Sanctions backfire for EU’s main fertilizer producer

Russian-owned plant in Lithuania to be mothballed after penalties inflicted a heavy blow on operations, trade union says
Sanctions backfire for EU’s main fertilizer producer

One of the EU’s major fertilizer plants, Lifosa, located in Lithuania and controlled by Russia’s EuroChem Group, may be shut down due to Western sanctions, with hundreds of workers at risk of losing their jobs, the head of the company’s trade union warned on Monday.

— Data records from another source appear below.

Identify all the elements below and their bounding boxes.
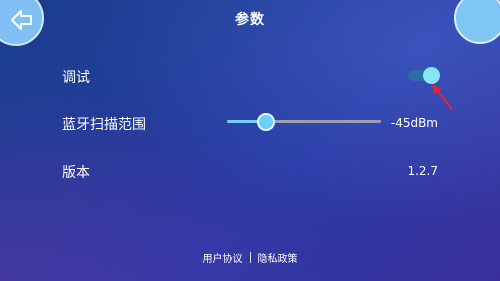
footer-links: 用户协议 隐私政策 <box>0 250 500 265</box>
divider <box>249 252 251 263</box>
bluetooth-range-label: 蓝牙扫描范围 <box>62 117 146 133</box>
red-arrow-icon <box>432 84 453 110</box>
version-value: 1.2.7 <box>407 164 438 178</box>
debug-toggle[interactable] <box>408 67 440 84</box>
privacy-policy-link[interactable]: 隐私政策 <box>258 254 298 265</box>
slider-thumb[interactable] <box>256 113 275 131</box>
bluetooth-range-slider[interactable] <box>227 113 381 131</box>
page-title: 参数 <box>235 12 265 28</box>
version-label: 版本 <box>62 165 90 181</box>
debug-label: 调试 <box>62 70 90 86</box>
user-agreement-link[interactable]: 用户协议 <box>203 254 243 265</box>
background <box>0 0 500 281</box>
bluetooth-range-value: -45dBm <box>390 116 438 130</box>
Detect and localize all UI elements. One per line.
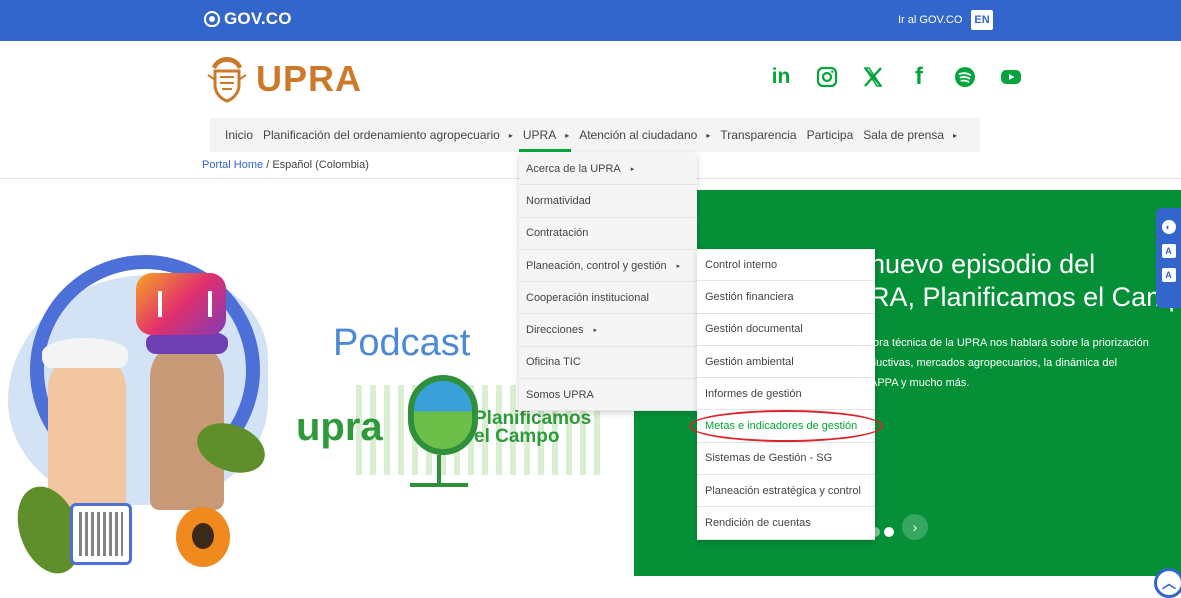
facebook-icon[interactable]: f [906,63,932,90]
breadcrumb-separator: / [263,159,273,171]
main-nav: Inicio Planificación del ordenamiento ag… [210,118,980,152]
audio-wave-icon [136,273,226,335]
caret-icon: ▸ [593,327,597,335]
nav-item-transparencia[interactable]: Transparencia [720,118,796,152]
upra-logo[interactable]: UPRA [206,55,362,103]
coat-of-arms-icon [206,55,248,103]
nav-item-planificacion[interactable]: Planificación del ordenamiento agropecua… [263,118,513,152]
caret-icon: ▸ [630,165,635,173]
slide-title: nuevo episodio del RA, Planificamos el C… [870,249,1181,312]
carousel-next-button[interactable]: › [902,514,928,540]
caret-icon: ▸ [676,262,681,270]
breadcrumb-current: Español (Colombia) [272,159,369,171]
language-button[interactable]: EN [971,10,993,30]
submenu-item-sistemas-gestion[interactable]: Sistemas de Gestión - SG [697,443,875,476]
caret-icon: ▸ [706,130,711,140]
caret-icon: ▸ [953,130,958,140]
qr-code-icon [70,503,132,565]
instagram-icon[interactable] [814,64,840,90]
podcast-title: Podcast [333,322,471,364]
nav-item-participa[interactable]: Participa [807,118,854,152]
microphone-icon [408,375,478,455]
planeacion-submenu: Control interno Gestión financiera Gesti… [697,249,875,540]
upra-podcast-logo-text: upra [296,405,383,449]
menu-item-planeacion[interactable]: Planeación, control y gestión ▸ [519,250,697,283]
nav-item-upra[interactable]: UPRA ▸ [518,118,572,152]
decrease-font-icon[interactable]: A [1161,244,1176,258]
increase-font-icon[interactable]: A [1161,268,1176,282]
menu-item-normatividad[interactable]: Normatividad [519,185,697,218]
nav-item-inicio[interactable]: Inicio [225,118,253,152]
social-links: in f [768,63,1024,90]
submenu-item-metas-indicadores[interactable]: Metas e indicadores de gestión [697,410,875,443]
submenu-item-gestion-ambiental[interactable]: Gestión ambiental [697,346,875,379]
planificamos-text: Planificamos el Campo [474,408,592,447]
gov-logo-text: GOV.CO [224,9,292,28]
submenu-item-gestion-financiera[interactable]: Gestión financiera [697,281,875,314]
spotify-icon[interactable] [952,64,978,90]
submenu-item-planeacion-estrategica[interactable]: Planeación estratégica y control [697,475,875,508]
menu-item-oficina-tic[interactable]: Oficina TIC [519,347,697,380]
gov-link[interactable]: Ir al GOV.CO [898,14,962,26]
nav-item-sala-de-prensa[interactable]: Sala de prensa ▸ [863,118,957,152]
gov-logo[interactable]: GOV.CO [204,9,292,29]
linkedin-icon[interactable]: in [768,64,794,90]
submenu-item-rendicion-cuentas[interactable]: Rendición de cuentas [697,507,875,540]
menu-item-contratacion[interactable]: Contratación [519,218,697,250]
microphone-base [410,483,468,487]
microphone-stand [437,455,441,485]
menu-item-somos-upra[interactable]: Somos UPRA [519,379,697,412]
youtube-icon[interactable] [998,64,1024,90]
carousel-dot-active[interactable] [884,527,894,537]
accessibility-bar: ◐ A A [1156,208,1181,308]
nav-item-atencion[interactable]: Atención al ciudadano ▸ [579,118,710,152]
menu-item-cooperacion[interactable]: Cooperación institucional [519,282,697,315]
slide-description: tora técnica de la UPRA nos hablará sobr… [870,337,1149,389]
submenu-item-control-interno[interactable]: Control interno [697,249,875,282]
upra-dropdown-menu: Acerca de la UPRA ▸ Normatividad Contrata… [519,153,697,412]
contrast-icon[interactable]: ◐ [1161,220,1176,234]
papaya-half-graphic [176,507,230,567]
submenu-item-gestion-documental[interactable]: Gestión documental [697,314,875,346]
gov-shield-icon [204,11,220,27]
scroll-top-button[interactable]: ︿ [1154,568,1181,598]
menu-item-direcciones[interactable]: Direcciones ▸ [519,314,697,347]
submenu-item-informes-gestion[interactable]: Informes de gestión [697,378,875,411]
breadcrumb: Portal Home / Español (Colombia) [202,159,369,171]
x-icon[interactable] [860,64,886,90]
gov-bar: GOV.CO Ir al GOV.CO EN [0,0,1181,41]
menu-item-acerca[interactable]: Acerca de la UPRA ▸ [519,153,697,186]
breadcrumb-home-link[interactable]: Portal Home [202,159,263,171]
caret-icon: ▸ [565,130,570,140]
brand-name: UPRA [256,58,363,99]
caret-icon: ▸ [508,130,513,140]
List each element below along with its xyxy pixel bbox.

Lifosa, one of the largest and most modern phosphate fertilizer producers in the EU, is a subsidiary of Swiss-based Russian chemical giant EuroChem Group. The plant, located in the city of Kedainiai in the center of the EU country, may lay off most of its highly qualified personnel if the company implements its plan to close the factory.

“A minimum of workers will remain at the plant to supervise the units and the premises during the conservation of the plant,” Lifosa’s union chief Kestas Slama said. He declined to name the exact numbers but revealed that according to his estimates “it will be 80% of the staff.”

On Monday, EuroChem announced its intention to initiate a conservation process at the facility due to the impact of the sanctions. Its CEO Samir Brikho said that the company plans to mothball the plant from October.

The fertilizer manufacturer was hit by sanctions imposed last year by the EU against Andrey Melnichenko, who was a member of the board of directors of the company at the time. However, in March 2022, the firm announced Melnichenko’s withdrawal from its board and beneficiaries.

Nonetheless, the EU sanctions have severely affected Lifosa's operations, according to Samir Brikho. International penalties have cost the plant over €100 million ($109 million) in losses, its CEO Andrey Savchuk said last month.

“The status of the company subject to sanctions means that Lifosa is constantly faced with disruptions in the supply chain and a shortage of raw materials, which leads to reduced capacity and unplanned shutdowns,” he explained.

EuroChem Group operates fertilizer production facilities in several countries, including Brazil, China, Kazakhstan, Russia, Lithuania and Belgium. Its Lithuanian unit Lifosa employs about 15% of the working-age population in the Kedainiai region, for which the manufacturing facility also supplies heat.